Riqueza Mineral: Entenda o mapa do potencial de urânio que abrange Parelhas e outras cidades do Seridó
Os debates nacionais sobre a expansão do setor de energia nuclear e o mapeamento de minerais estratégicos voltaram a colocar o interior do Rio Grande do Norte sob os holofotes. A incidência natural de elementos radioativos, associada à rica província pegmatítica regional, coloca municípios como Currais Novos, Parelhas, Equador e Santana do Seridó no mapa dos estudos geológicos do país. Contudo, as autoridades reforçam que a existência do mineral no subsolo não significa a presença de uma mina ativa.

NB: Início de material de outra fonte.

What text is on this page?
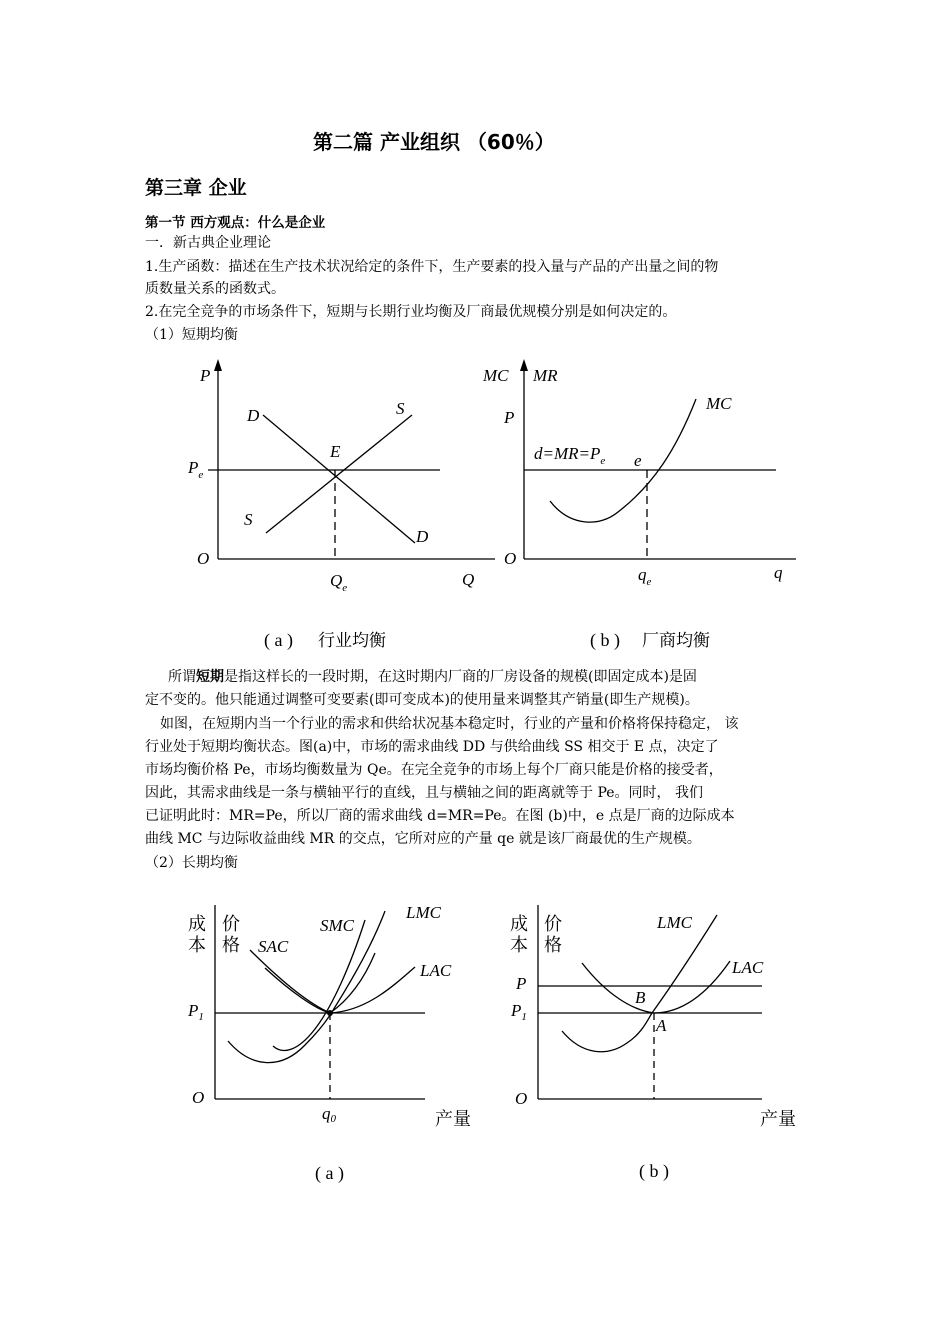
第二篇 产业组织 （60％）
第三章 企业
第一节 西方观点：什么是企业
一．新古典企业理论
1.生产函数：描述在生产技术状况给定的条件下，生产要素的投入量与产品的产出量之间的物
质数量关系的函数式。
2.在完全竞争的市场条件下，短期与长期行业均衡及厂商最优规模分别是如何决定的。
（1）短期均衡
P
$P_e$
O
$Q_e$	Q
D
D
S
S
E
( a ) 行业均衡
MC MR
P
O
q
MC
$d=MR=P_e$ e
$q_e$
( b ) 厂商均衡
所谓短期是指这样长的一段时期，在这时期内厂商的厂房设备的规模(即固定成本)是固
定不变的。他只能通过调整可变要素(即可变成本)的使用量来调整其产销量(即生产规模)。
如图，在短期内当一个行业的需求和供给状况基本稳定时，行业的产量和价格将保持稳定， 该
行业处于短期均衡状态。图(a)中，市场的需求曲线 DD 与供给曲线 SS 相交于 E 点，决定了
市场均衡价格 Pe，市场均衡数量为 Qe。在完全竞争的市场上每个厂商只能是价格的接受者，
因此，其需求曲线是一条与横轴平行的直线，且与横轴之间的距离就等于 Pe。同时， 我们
已证明此时：MR=Pe，所以厂商的需求曲线 d=MR=Pe。在图 (b)中，e 点是厂商的边际成本
曲线 MC 与边际收益曲线 MR 的交点，它所对应的产量 qe 就是该厂商最优的生产规模。
（2）长期均衡
成
本
价
格
SMC
LMC
SAC
LAC
$P_1$
O
q0	产量
( a )
成
本
价
格
LMC
LAC
P
$P_1$
B
A
O
产量
( b )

De acordo com o banco de dados oficial da Agência Nacional de Mineração (ANM), o Rio Grande do Norte possui zero quilos de urânio extraídos comercialmente. Toda a produção nacional do minério está concentrada nas operações das Indústrias Nucleares do Brasil (INB) em Caetité, na Bahia, e nos futuros projetos industriais planejados para o Ceará.
O Contexto Geológico em Parelhas e no Seridó
A explicação para o urânio figurar nos estudos dessas cidades está na própria formação do solo do Seridó. Em municípios como Parelhas e Equador, o subsolo é amplamente conhecido pela abundância de pegmatitos, rochas de onde são extraídos minerais valiosos para a indústria global, como o caulim, o feldspato, o quartzo e a tantalita.
Durante os processos de mineração dessas matérias-primas convencionais, os geólogos frequentemente identificam anomalias radiométricas, que apontam a presença associada de elementos como o tório e o urânio em pequenas proporções. Estudos históricos da Companhia de Pesquisa de Recursos Minerais (CPRM) já registraram essas ocorrências em diversas propriedades rurais ao longo do eixo que interliga Parelhas, Santana do Seridó e Currais Novos.
O Gargalo Econômico e os Riscos de Boatos
Especialistas e representantes do Sindicato das Indústrias de Mineração do RN (Sindminerais-RN) apontam que, embora o potencial geológico exista, o estado sofre com um grande apagão de pesquisas detalhadas. Para que uma ocorrência mineral se transforme em uma mina real, são necessários anos de sondagens profundas e investimentos milionários para provar se a quantidade de minério justifica economicamente a abertura de uma usina.
Sem esses dados, o urânio no Seridó permanece exclusivamente no campo da pesquisa acadêmica. As autoridades ambientais também monitoram o tema de perto para evitar a propagação de boatos que gerem pânico desnecessário na população local quanto à segurança radiológica das atividades de mineração tradicionais da região.